Plastic waste that poisons people, animals, and the environment

According to reports of organisations such as Human Rights Watch, the main problem is the lack of checks on whether the recycling process is actually carried out according to European standards. Buyers in Turkey have a great interest in importing as much of the waste as possible, as it is a lucrative business. On the part of the European waste management companies, there are often only superficial checks to see whether the buyers are actually suitable for disposing of the waste properly. Some waste ends up in temporary storage facilities, where it is simply incinerated.

Waste that causes illness

In addition, only pure plastic is allowed to be shipped to Turkey, but often this is not the case.

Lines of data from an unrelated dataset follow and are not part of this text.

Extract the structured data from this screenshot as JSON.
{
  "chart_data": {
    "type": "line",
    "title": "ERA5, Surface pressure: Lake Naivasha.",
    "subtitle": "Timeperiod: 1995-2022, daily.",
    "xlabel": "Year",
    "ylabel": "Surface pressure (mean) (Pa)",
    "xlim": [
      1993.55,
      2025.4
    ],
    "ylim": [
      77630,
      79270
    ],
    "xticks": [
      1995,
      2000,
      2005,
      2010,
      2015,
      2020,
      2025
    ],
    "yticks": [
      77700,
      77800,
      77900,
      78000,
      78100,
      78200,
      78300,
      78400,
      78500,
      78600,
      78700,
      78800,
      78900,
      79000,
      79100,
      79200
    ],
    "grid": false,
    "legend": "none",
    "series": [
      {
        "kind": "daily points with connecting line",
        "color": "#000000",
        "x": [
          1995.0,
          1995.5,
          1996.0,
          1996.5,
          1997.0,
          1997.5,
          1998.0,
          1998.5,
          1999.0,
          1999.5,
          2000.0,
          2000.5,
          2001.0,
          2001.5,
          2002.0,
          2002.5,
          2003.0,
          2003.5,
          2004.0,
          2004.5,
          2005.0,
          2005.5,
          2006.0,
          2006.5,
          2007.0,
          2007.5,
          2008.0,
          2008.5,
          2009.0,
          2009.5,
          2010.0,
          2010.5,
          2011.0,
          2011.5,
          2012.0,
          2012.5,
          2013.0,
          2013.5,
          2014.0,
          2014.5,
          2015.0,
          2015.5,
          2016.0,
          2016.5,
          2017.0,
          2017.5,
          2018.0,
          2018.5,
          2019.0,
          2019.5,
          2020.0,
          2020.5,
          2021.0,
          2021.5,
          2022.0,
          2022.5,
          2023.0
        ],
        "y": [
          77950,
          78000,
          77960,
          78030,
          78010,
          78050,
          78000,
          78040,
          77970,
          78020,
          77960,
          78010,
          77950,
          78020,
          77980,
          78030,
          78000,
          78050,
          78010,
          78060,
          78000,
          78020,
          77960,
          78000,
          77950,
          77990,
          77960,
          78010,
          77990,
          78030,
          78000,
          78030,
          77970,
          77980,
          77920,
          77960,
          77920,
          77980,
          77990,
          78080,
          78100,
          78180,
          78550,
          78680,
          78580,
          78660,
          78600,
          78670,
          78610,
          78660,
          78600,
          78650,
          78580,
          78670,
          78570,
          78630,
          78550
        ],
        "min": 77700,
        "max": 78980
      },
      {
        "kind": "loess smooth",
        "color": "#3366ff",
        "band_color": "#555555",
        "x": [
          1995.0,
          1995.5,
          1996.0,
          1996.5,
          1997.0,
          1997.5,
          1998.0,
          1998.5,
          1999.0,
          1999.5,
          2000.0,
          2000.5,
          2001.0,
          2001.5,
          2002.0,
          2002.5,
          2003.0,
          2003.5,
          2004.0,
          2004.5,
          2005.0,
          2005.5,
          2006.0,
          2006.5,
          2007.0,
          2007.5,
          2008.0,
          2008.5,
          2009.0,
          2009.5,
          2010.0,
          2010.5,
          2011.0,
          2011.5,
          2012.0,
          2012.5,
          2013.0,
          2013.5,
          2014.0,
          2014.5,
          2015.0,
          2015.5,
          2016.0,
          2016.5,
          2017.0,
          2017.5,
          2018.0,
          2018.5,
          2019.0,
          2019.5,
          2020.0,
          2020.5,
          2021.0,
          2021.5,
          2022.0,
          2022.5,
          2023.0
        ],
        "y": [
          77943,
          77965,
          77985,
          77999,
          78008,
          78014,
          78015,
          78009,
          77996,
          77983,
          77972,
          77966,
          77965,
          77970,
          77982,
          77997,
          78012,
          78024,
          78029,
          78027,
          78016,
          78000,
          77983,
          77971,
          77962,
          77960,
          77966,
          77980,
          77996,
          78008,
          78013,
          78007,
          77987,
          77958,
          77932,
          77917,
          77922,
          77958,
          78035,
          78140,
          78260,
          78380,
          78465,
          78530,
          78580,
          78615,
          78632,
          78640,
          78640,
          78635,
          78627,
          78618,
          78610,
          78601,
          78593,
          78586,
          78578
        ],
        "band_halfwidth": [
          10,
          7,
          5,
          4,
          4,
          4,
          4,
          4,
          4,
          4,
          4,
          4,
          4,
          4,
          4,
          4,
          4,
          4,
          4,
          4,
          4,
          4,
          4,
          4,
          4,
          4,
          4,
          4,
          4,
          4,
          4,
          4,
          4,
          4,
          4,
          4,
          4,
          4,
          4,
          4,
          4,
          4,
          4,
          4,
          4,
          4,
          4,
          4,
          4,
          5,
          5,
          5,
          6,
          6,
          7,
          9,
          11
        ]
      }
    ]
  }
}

The packaging is often not made of pure plastic, but of a plastic-mixture. Among other things, it contains flame retardants, plasticisers and carcinogenic dyes. The combustion of these substances potentiates their carcinogenic effect.

The majority of the exported waste is also industrial waste. This means that environmentally conscious citizens in Germany and other EU countries who reduce their plastic waste can hardly make a difference here. As is often the case, there is a lack of political measures to stop the plastic problem.

Waste on the beaches and in the sea

Another problem: even before the rapid increase in plastic waste imports, Turkey was not keeping up with recycling its own waste. Turkish streets, beaches and the sea have been covered with waste for years. Turkey's coastal regions on the Mediterranean Sea, for example, were among the worst littered with plastic waste in the world in 2019.

I was able to witness this immense plastic waste pollution myself every year when I spent the summer with my family in Ayvalık, a small coastal town on the Turkish Aegean. There you could walk the beaches several times a day, collect rubbish and find new plastic waste after only a few hours every time you walked along the beach. My cousins Ella and Lara took photos of the plastic waste pollution during one of these beach walks.

The fact that the beaches are so quickly littered with plastic again is also due to the fact that it is often very windy in coastal regions like Ayvalık. If the rubbish is not disposed of correctly, the wind carries it everywhere – onto the beaches and into the sea. There, fish and other marine life ultimately die from eating the plastic waste, as organisations like WWF report.

New EU law

A new EU law could put an end to the massive export of plastic waste in the future. For example, on 17 January, members of the European Parliament voted in favour of a law to ban the export of plastic waste to non-OECD countries, such as Indonesia.

Further, the law should also have a positive impact on countries that are members of the OECD, such as Turkey, by phasing out exports to those countries within four years. The EU Council has yet to vote on the law. If the law passes, this could have a positive effect.

Organisations such as Greenpeace however have always demanded that reusable systems be expanded in order for masses of plastic waste not to arise in the first place. Such waste that cannot be prevented in the future should then be disposed of and recycled under high ecological and social standards. These could be approaches to make industrial nations like Germany, which have a large share in plastic waste pollution and thus also in CO² emissions, more responsible in the future.